Mogao Cave Mural depciting thieves on the Silk RoadLa première fois que vous vous rendrez à Dunhuang, la seule image fuyante que vous aurez des vicissitudes du désert sera l’ombre de votre avion sur le sable que vous pourrez brièvement apercevoir. Toutefois, non loin de Dunhuang, aux Dunes Chantantes, vous pouvez monter à dos de chameau et recréer l’expérience de voyager le long de la Route de la Soie il y a plus de deux mille ans. Même quand le bercement de la marche de votre fière monture vous incitera à la rêverie, vous ne pourrez pas échapper à la chaleur du soleil qui vous dessèche la peau. Dans votre imagination, vous pourrez vous voir faisant partie d’une longue caravane de commerçants. Il pourrait même y avoir un contingent de soldats chargés de protéger les marchandises du groupe. Il est grand matin, et les murmures des dunes mouvantes vous remplissent d’un pressentiment favorable. Vous ouvrez les yeux pour voir les dunes qui s’élèvent autour de vous, vous rappelant instantanément votre propre insignifiance devant l’immensité du désert. Une tempête de sable traîtresse est la seule chose qui pourrait vous faire perdre votre groupe, votre famille et vos biens. Vous pensez alors à l’avertissement de Fa Xian, le célèbre moine du quatrième siècle, qui a écrit à propos de cet endroit : ”les seules indications de la route à suivre sont les squelettes des morts. Là où ils se trouvent, là se trouve la route vers l’Inde.” Même si vous avez entendu parler de brigands sur le chemin, vous sentez maintenant de manière un peu trop claire que la plus grande menace vient non pas des hommes mais de la nature elle-même.

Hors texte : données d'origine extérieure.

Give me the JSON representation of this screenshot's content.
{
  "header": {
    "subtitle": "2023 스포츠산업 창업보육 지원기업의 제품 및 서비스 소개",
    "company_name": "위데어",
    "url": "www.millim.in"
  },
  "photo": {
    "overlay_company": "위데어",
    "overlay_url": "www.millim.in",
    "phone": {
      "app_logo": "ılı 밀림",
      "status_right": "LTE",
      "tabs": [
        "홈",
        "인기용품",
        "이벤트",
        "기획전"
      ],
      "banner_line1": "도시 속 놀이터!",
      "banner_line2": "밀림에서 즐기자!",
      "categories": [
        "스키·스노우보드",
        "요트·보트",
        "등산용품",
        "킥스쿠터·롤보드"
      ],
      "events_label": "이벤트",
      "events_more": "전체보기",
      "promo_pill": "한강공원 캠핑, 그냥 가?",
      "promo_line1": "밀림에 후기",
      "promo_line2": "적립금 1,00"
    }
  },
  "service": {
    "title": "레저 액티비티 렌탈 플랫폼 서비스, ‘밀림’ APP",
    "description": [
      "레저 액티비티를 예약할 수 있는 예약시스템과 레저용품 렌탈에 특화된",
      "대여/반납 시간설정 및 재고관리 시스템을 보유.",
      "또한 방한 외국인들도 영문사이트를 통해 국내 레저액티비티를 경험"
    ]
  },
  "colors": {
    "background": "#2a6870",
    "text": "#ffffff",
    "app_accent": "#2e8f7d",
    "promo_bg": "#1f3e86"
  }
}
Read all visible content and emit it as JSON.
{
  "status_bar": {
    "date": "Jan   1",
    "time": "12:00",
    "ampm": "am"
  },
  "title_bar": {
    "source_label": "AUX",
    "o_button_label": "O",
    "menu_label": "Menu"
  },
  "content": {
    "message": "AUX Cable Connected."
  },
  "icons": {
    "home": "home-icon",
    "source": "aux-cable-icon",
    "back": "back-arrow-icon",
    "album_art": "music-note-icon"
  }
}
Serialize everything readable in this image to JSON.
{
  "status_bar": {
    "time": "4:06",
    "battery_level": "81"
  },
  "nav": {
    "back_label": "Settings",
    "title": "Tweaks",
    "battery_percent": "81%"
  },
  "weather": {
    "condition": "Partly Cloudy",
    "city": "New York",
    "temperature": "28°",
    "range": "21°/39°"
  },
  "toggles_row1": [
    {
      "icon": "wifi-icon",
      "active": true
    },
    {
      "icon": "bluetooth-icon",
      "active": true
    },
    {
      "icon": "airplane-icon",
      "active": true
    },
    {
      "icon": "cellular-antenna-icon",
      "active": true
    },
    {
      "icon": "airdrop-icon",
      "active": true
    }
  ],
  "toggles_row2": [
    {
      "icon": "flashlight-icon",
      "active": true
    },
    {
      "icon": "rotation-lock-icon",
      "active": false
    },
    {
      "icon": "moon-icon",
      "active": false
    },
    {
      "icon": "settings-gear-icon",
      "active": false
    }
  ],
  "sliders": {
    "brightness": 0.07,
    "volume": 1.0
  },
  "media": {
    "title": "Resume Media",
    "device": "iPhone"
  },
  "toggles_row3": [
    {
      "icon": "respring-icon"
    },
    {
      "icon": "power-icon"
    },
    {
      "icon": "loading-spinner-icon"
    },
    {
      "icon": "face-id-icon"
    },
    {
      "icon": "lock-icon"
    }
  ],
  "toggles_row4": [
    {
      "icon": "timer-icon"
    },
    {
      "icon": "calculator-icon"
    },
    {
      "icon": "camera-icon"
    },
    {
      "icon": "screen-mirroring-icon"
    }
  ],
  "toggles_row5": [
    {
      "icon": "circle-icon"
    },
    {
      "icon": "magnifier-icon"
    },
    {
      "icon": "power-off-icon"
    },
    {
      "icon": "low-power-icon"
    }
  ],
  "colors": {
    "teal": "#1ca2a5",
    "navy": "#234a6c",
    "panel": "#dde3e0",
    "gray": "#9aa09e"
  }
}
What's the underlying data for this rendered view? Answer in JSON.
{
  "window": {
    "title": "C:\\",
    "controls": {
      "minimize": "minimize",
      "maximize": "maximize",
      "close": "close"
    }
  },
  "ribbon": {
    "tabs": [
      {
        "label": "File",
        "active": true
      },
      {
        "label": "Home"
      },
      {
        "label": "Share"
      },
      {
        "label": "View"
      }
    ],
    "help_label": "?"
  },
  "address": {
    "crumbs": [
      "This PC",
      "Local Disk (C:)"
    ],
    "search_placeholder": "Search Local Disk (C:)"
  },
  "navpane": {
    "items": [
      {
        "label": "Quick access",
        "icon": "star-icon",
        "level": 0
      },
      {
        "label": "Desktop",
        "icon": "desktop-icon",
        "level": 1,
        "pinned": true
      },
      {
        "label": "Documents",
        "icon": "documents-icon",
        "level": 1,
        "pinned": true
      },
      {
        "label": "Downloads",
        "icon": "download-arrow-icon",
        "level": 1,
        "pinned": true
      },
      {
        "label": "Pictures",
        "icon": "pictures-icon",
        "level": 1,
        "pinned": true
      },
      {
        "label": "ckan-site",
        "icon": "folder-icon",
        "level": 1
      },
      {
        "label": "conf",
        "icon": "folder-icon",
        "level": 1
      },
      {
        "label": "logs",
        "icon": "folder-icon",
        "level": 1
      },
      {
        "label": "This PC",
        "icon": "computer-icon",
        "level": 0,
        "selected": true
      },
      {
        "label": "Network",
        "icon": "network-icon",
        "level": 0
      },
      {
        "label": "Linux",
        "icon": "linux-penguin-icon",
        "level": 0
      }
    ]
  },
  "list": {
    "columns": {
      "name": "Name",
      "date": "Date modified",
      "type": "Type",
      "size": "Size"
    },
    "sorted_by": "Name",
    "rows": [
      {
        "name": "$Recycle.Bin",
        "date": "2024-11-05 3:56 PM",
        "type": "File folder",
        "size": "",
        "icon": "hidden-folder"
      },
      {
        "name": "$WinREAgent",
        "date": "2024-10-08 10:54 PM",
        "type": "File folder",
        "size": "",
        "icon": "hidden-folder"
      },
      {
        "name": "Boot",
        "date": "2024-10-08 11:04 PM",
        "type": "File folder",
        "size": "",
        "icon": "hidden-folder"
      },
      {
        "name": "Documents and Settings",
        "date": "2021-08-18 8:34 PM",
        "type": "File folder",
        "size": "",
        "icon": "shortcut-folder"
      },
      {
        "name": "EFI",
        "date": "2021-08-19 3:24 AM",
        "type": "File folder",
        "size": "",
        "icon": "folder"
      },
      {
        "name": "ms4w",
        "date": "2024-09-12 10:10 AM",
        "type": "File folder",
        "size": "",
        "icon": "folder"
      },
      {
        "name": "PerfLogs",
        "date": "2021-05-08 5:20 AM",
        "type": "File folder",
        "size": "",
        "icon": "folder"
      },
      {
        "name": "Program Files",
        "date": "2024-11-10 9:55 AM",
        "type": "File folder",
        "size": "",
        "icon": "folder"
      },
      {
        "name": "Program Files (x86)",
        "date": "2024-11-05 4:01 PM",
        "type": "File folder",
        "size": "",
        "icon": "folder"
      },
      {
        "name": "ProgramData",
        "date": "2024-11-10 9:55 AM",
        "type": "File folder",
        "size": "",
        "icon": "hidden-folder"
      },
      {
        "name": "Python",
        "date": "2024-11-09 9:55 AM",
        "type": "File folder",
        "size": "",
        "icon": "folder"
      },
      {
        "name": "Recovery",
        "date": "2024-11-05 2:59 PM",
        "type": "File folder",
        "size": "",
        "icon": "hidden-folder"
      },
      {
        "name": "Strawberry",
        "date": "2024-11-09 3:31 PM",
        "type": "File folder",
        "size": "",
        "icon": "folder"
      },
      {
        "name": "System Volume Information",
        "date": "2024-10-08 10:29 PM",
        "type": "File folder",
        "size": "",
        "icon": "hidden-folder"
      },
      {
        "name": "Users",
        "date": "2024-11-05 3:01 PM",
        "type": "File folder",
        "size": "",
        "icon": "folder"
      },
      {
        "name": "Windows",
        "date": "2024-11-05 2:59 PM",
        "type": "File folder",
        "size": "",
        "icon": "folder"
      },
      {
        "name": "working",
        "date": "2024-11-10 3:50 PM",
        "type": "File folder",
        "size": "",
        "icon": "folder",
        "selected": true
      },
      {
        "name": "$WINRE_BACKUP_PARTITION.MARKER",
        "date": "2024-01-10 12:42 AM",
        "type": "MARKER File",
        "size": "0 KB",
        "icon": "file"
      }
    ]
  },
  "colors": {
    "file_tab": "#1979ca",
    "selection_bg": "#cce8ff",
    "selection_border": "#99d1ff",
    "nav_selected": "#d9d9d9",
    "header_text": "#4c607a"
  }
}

La menace perpétuelle du désert pèse sur chaque ville oasis, sur chacun de ses habitants et sur chaque voyageur. Ce rappel constant de la fragilité de la vie et de l’arbitraire de la mort interrompit toute querelle en ajoutant une plus large dimension à la vie le long de la Route de la Soie. Même si ce facteur naturel contribuait à calmer tout désordre social, les gouverneurs de Dunhuang n’avaient même pas besoin de s’y fier. A tout moment, ils pouvaient faire prévaloir leur volonté en faisant appel à la présence militaire très forte de la région. La menace de la garnison était toutefois adoucie par des politiques culturelles conciliantes. C’est le syncrétisme donnant-donnant de cette politique culturelle d’engagement qui est représentée sur les murs des Grottes de Mogao.

Dans l’ombre des grottes (prenez une lampe torche avec vous), il n’y a pas de contradiction apparente entre les milliers de Bouddhas peints sur le bas des murs et les symboles taoïstes peints sur les plafonds. Il n’y en a pas non plus entre le culte confucianiste des ancêtres sur un mur et la représentation du Bouddha historique fuyant sa famille sur l’autre. Au lieu de remettre en question de manière analytique les composantes de chaque système de croyance, les artistes ont assimilé tous les aspects des différentes fois en une riche représentation mythologique. Ce qui apparaît irrationnel à l’un inspirera sans doute un autre – et les deux tomberont d’accord pour dire que ces représentations sont à la fois d’une grande richesse et d’une beauté éblouissante.

Hegel observait que nous apprenons de l’histoire que nous n’apprenons pas de l’histoire. Comme nous vivons le début d’une ère que l’historien Samuel Huntingdon a qualifié d’affligée des chocs entre civilisations rivales, nous ferions bien de nous souvenir que les civilisations se sont entrechoquées à de nombreuses reprises avant nous. Notamment le long de la Route de la Soie, il y a plus de deux mille ans, et le fruit principal de cette rencontre fut des centaines de grottes peintes d’une beauté et d’une harmonie enchanteresses.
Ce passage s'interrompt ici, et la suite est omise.